The Tax Relief for American Families and Workers Act includes legislation that accomplishes:
- Pro-growth economic policies.
- Deliberate aid for small business in the wake of disasters.
- Supports working families with an enhanced child tax credit.
“This bipartisan, bicameral tax package is welcome news for working families and businesses in our industry,” says Maurice Norris, MAS, PPAI’s public affairs manager.
- The Ways and Means Committee approved the measure in a 40-3 vote after its Republican chairman and Democratic counterpart announced the deal.
Benefits For Businesses And Families
The proposal benefits both businesses and families in different but specifically targeted ways.
As far as pro-growth business-related aspects of the proposal, it contains a few advantages businesses could utilize:
- Restores Section 174 (immediate) expensing for U.S.-based research and development investment for businesses of all sizes.
- Allows interest deductibility for businesses forced to borrow at high interest rates to meet payroll obligations or attempting to expand their operations.
- Allows 100% expensing for investments in machines, equipment and vehicles.
- Removes the current double taxation that exists for businesses and workers with footprints in the U.S. and Taiwan.
The Act also focuses on how businesses can react and survive after unavoidable disaster strikes:
- Increases the amount of investment that a small business can immediately write off to $1.29 million.
- Adjusts the reporting threshold for businesses that use subcontract labor from $600 to $1,000.
Attaining these businesses benefits in a bipartisan effort meant also including support for working families by way of an enhanced child tax credit.
- It would see a phased increase to the refundable portion of the child tax credit for 2023, 2024 and 2025.
- It would eliminate a penalty in the child tax credit for larger families.
- Taxpayers would be able to use either current or prior-year income to calculate the child tax credit in 2024 or 2025.
- The child tax credit would adjust for inflation starting in 2024.
“Today’s strong bipartisan vote in the Ways and Means Committee shows there is a path forward for Republicans and Democrats to come together and deliver tax relief for workers, families, farmers and small businesses,” says Ways and Means Committee Chairman Jason Smith. “I look forward to the House and Senate passing this legislation to help working families and Main Street businesses thrive.”
The Act would also effectively end the Employee Retention Tax Credit, which the committee claims will save taxpayers $70 billion by avoiding fraud and cost overruns.
What’s Next?
The House is scheduled for recess this week, meaning the earliest it could hold a floor vote would be the week of January 29.

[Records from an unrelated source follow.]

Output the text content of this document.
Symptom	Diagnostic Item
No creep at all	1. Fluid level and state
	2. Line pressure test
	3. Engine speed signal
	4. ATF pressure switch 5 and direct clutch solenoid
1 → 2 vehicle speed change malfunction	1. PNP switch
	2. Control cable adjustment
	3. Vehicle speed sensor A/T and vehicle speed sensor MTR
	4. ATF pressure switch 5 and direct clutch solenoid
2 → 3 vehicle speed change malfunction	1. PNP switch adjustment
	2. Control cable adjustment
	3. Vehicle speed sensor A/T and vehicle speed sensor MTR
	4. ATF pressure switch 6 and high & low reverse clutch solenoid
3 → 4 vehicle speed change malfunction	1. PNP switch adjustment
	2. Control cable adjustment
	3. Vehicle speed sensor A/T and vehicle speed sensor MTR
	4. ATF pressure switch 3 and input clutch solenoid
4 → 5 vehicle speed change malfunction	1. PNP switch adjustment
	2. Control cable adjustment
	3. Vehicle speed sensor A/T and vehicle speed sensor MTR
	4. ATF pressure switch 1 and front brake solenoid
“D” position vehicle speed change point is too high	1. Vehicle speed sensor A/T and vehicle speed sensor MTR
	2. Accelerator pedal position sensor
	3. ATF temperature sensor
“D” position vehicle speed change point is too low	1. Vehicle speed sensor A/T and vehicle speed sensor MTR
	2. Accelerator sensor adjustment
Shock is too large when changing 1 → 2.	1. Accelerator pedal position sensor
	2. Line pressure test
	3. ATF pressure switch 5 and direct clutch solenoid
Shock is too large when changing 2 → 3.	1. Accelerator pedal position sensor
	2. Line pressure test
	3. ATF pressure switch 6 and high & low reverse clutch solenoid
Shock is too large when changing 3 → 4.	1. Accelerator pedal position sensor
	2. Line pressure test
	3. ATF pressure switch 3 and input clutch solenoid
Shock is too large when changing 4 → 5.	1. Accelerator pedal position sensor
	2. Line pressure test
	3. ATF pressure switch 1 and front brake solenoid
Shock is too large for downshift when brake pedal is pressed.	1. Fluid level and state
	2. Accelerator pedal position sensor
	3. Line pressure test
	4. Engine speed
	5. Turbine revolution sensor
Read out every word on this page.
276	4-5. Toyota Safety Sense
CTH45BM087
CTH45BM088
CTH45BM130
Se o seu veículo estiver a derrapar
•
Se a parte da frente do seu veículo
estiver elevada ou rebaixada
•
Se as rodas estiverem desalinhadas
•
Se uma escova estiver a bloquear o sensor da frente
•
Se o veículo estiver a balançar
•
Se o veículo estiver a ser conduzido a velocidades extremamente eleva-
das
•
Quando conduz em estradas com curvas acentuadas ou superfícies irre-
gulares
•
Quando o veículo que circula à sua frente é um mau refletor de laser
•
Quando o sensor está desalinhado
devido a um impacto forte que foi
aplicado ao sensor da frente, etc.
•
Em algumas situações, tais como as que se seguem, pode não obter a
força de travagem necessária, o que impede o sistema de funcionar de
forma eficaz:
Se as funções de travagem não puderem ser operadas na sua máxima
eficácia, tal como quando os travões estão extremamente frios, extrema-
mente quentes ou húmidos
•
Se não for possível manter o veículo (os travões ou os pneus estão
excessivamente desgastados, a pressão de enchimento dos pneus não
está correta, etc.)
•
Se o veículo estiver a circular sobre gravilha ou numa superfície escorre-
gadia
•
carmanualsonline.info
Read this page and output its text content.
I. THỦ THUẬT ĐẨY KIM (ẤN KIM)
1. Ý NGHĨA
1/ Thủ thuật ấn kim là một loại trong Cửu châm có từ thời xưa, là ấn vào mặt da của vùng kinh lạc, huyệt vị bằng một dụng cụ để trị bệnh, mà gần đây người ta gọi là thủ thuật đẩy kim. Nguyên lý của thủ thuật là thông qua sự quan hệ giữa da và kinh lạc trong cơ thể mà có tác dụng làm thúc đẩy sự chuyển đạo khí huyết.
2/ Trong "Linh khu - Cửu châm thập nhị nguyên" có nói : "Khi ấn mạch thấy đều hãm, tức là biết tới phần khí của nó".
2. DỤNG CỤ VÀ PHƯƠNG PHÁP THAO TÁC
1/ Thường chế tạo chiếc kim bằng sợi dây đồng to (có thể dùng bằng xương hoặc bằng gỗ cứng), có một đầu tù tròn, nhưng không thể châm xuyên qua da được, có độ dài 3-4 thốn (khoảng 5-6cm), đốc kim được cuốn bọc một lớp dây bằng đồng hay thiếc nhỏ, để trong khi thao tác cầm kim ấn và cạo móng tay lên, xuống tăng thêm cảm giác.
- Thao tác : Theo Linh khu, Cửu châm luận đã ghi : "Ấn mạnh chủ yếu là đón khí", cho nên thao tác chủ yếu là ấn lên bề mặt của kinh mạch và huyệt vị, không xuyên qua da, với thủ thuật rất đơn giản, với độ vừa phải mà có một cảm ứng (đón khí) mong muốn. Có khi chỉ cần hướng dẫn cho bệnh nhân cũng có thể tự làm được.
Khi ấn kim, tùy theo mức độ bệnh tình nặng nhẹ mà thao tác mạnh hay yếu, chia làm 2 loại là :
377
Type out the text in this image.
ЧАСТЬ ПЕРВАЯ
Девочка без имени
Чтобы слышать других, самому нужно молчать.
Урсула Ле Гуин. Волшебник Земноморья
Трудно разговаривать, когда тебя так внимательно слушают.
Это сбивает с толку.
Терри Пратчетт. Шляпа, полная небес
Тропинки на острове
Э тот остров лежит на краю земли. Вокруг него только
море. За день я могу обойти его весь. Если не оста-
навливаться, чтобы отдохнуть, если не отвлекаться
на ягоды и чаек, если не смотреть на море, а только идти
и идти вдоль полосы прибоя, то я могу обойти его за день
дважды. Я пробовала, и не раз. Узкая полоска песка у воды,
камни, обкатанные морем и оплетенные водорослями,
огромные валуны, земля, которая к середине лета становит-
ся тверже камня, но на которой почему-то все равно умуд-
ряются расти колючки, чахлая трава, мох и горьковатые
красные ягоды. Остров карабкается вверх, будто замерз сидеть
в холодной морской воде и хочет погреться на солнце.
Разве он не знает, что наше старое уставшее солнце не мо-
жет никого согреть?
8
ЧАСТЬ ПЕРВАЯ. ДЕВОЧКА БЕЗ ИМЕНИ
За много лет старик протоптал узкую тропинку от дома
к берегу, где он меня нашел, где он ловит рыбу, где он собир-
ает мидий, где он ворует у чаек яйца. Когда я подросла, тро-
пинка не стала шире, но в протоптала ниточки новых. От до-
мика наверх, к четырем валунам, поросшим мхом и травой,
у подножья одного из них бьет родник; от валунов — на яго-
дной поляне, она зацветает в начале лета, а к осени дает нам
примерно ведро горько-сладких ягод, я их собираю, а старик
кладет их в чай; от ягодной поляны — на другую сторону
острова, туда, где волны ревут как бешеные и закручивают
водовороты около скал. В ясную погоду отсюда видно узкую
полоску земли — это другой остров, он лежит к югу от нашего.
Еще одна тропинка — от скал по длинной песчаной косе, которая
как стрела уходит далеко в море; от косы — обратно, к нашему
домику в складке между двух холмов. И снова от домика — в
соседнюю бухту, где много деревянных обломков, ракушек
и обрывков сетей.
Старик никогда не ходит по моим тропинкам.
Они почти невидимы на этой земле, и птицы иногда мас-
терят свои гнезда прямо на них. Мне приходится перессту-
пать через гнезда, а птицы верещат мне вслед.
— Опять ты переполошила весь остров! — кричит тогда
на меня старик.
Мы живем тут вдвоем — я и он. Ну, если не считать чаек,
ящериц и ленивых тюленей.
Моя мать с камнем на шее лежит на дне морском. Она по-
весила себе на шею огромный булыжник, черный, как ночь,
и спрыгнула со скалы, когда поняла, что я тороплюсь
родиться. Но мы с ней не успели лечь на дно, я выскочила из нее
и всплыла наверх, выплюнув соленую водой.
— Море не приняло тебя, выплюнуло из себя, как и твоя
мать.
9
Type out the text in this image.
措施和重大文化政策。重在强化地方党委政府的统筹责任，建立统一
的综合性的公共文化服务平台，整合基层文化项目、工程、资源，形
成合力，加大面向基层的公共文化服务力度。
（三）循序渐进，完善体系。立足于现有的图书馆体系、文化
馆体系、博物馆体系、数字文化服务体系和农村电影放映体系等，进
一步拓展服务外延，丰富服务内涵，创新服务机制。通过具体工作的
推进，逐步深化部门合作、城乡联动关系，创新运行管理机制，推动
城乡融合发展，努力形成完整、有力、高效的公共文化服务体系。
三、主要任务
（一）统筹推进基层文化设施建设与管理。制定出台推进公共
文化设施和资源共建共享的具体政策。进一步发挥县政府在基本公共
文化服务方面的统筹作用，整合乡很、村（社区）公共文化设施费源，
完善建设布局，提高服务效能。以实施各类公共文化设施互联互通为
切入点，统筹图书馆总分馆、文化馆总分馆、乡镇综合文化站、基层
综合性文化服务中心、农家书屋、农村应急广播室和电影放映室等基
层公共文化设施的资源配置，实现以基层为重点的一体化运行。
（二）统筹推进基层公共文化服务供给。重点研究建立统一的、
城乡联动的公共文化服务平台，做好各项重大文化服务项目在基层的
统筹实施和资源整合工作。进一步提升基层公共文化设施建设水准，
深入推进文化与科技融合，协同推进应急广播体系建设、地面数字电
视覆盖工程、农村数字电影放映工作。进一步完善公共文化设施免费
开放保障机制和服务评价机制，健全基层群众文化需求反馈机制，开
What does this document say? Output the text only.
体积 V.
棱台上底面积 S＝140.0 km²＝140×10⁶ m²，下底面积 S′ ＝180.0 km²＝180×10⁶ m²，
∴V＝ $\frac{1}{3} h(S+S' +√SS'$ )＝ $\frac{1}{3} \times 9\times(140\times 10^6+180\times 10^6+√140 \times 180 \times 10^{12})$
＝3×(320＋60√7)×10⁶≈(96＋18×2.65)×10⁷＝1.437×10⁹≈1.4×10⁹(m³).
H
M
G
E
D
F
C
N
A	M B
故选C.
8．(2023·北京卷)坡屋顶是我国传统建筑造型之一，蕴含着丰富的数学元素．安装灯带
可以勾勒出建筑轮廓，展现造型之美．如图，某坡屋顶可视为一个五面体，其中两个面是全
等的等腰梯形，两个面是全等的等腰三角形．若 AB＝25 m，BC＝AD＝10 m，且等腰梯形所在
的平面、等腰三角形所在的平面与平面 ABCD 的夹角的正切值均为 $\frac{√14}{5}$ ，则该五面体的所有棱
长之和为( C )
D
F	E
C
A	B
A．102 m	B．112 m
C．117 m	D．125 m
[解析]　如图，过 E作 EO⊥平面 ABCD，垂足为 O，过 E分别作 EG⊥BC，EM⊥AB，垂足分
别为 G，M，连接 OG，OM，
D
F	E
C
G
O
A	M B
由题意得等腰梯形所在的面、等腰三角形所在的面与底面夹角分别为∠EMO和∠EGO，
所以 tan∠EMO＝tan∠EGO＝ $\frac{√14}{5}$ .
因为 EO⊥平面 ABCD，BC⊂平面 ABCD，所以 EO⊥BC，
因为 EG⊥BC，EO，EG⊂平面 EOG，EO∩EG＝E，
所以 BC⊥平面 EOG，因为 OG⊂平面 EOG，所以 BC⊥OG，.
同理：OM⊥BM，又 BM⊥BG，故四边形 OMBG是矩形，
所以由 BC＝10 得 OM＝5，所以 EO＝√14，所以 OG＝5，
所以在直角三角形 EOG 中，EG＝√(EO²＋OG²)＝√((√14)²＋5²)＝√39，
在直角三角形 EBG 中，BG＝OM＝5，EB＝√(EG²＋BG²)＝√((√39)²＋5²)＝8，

“This bill is still a long way from complete,” Norris says. “However, widely supported policies such as the child tax credit and increasing the limits on depreciable business assets, among other proposals that are baked into the Ways and Means Committee markup, will hopefully continue to gain support on the Hill when this comes to a floor vote. Due to the fluidity of huge tax legislation like this, PPAI will continue to monitor its progression for any riders that could be detrimental to our members.”